To me personally - ChatGPT and similar still seem like just much less (but still a bit) gimmicky variant of those end of 1990s IRC and early 2000s phpBB chat bots.
If you are serious on going into research, seek out (abstract) mathematics. It's a language in itself and (in my experience) takes the longest to become comfortable with.
I found these two courses to be really good foundations for kicking off in my own reeducation post-bachelors (in CS). They filled in blanks and reinvigorated my internal monologue of "yes i can do/learn that" growth mindset.
That is why you should have a solid foundation on general skills, and be able to move fast in whatever direction opportunity arise. And this is also where communication will help you, because it will teach you to listen, to understand people and their problems, to find opportunity and maybe also how to take them for you.

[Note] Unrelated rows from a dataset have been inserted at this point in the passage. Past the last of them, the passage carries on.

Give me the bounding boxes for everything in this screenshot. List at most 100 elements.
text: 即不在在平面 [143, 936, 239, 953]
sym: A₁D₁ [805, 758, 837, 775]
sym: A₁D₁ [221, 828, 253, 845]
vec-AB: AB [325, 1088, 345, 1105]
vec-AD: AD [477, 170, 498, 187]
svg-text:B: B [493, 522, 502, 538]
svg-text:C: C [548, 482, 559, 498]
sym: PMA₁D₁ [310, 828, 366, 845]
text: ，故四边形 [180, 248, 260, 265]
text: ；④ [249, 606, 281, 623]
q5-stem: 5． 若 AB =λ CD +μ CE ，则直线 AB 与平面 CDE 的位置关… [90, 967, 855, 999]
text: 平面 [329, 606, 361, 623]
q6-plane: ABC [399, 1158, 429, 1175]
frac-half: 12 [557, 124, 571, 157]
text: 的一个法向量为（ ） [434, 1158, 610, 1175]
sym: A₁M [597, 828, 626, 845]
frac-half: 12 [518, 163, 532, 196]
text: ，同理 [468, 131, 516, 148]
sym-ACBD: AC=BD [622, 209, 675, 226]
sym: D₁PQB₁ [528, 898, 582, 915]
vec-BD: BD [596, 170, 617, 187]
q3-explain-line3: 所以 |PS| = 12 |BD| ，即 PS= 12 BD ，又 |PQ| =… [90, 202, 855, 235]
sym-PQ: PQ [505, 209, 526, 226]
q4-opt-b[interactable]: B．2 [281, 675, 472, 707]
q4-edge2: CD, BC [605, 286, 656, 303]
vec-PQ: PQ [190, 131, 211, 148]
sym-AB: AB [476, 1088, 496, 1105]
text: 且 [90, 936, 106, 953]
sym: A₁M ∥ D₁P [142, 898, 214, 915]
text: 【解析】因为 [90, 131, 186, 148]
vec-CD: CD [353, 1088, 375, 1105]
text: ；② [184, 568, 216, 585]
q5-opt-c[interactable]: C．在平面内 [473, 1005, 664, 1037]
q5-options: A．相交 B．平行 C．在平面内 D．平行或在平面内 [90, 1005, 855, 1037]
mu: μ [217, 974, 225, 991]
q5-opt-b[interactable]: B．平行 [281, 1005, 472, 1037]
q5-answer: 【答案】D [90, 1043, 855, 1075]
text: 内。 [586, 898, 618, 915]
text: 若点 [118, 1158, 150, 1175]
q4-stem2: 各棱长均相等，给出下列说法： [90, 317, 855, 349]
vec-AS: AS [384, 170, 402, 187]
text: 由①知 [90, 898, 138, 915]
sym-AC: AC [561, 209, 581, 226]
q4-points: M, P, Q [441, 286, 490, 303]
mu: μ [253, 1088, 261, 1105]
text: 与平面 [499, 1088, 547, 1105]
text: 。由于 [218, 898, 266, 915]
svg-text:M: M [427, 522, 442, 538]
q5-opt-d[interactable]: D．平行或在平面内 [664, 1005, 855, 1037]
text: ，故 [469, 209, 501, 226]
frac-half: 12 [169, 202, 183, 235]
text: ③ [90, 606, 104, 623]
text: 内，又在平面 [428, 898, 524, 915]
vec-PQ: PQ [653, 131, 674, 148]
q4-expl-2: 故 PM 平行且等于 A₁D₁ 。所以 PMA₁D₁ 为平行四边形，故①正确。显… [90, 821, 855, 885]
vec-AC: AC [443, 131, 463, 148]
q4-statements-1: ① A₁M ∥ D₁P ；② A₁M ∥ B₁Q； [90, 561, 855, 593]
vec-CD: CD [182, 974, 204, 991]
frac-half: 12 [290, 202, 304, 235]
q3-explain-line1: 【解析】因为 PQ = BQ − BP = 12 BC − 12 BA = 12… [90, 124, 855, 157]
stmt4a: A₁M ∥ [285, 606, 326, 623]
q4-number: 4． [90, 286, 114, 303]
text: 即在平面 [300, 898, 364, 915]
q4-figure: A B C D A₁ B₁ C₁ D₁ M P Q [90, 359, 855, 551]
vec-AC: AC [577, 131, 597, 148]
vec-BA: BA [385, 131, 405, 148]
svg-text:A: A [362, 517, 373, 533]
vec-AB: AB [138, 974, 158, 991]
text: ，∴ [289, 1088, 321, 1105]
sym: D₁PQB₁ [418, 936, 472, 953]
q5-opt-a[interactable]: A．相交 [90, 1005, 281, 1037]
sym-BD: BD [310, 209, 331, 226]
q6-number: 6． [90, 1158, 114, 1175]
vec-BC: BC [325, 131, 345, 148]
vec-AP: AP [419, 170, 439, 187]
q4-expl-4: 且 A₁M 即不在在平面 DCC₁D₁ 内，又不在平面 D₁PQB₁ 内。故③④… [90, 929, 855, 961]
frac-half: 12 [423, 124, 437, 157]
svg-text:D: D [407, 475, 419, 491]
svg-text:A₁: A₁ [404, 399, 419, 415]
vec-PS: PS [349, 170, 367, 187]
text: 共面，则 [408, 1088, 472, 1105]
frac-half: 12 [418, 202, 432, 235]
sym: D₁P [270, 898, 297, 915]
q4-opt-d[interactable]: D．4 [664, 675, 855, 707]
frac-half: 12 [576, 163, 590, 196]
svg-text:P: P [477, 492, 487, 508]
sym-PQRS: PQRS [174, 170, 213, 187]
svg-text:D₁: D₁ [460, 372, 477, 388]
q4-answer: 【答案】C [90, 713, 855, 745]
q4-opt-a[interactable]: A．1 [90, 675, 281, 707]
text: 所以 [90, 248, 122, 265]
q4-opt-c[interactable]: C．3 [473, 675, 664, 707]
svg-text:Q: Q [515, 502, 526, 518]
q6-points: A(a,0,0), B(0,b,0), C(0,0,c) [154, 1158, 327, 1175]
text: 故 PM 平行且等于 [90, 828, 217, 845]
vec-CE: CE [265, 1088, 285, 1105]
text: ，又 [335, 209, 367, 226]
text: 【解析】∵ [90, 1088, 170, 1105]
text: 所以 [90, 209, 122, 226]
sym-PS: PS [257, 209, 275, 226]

That doesn't make them a bad skill to have in ones toolbelt. Just keep in mind that companies love tech without techies and LLMs could be one of those tools where usage is bimodally distributed, with hardcore experts on one side building the tooling, and domain experts on the other side using the tooling; which may not leave much space in the middle-ground for someone knows a little bit of both sides.
Coding the transform isn’t trivial, so we’ll get some contract dollars to solve it, but it will still be done faster than the naive approach.
These are pretty sophisticated customers, but they don’t have a deep math background. Without that you wouldn’t find the “obvious” solution.
Would those be stuff like carpentry/construction, animal husbandry, distilling alcohol, making "green" petrol/diesel (from vegetables), cooking gas (from food scraps and manure) ...
And anything and everything else that might be considered long term and post fall of civilization prepping?
At that point you might as well also add knowledge of some Germanic (that includes English), Slavic and CJK/Asian language... Though French, Spanish, Portugese and such could also come in handy.
Knowing how to actually apply computers directly to solve problems quickly is always quite valuable outside silicon valley
How to test backups
Unidirectional networks, and how to use them
Microkernels, multilevel security and capabilities
Along with the popular answersJust because quantum research is in demand doesn't mean you will be in demand or successful.
Take Elon musk for example.
He knows a Stanford PhD is highly valued. But it only took him two days to realize that he doesn't have the IQ that match his classmates and he is not smart enough to be a leading researcher. He realized it early enough.
Had he decided to continue to stay at Stanford, he would have probably dropped out after 2-3 years feeling demoralized with imposter syndrome.
So the best skill I can think of is always knowing your limits.
It is literally asked and answered every week at least.
Not using search before asking shows disrespect to community, am I wrong?
Every dying community I've ever seen was full of low quality and repetitive questions.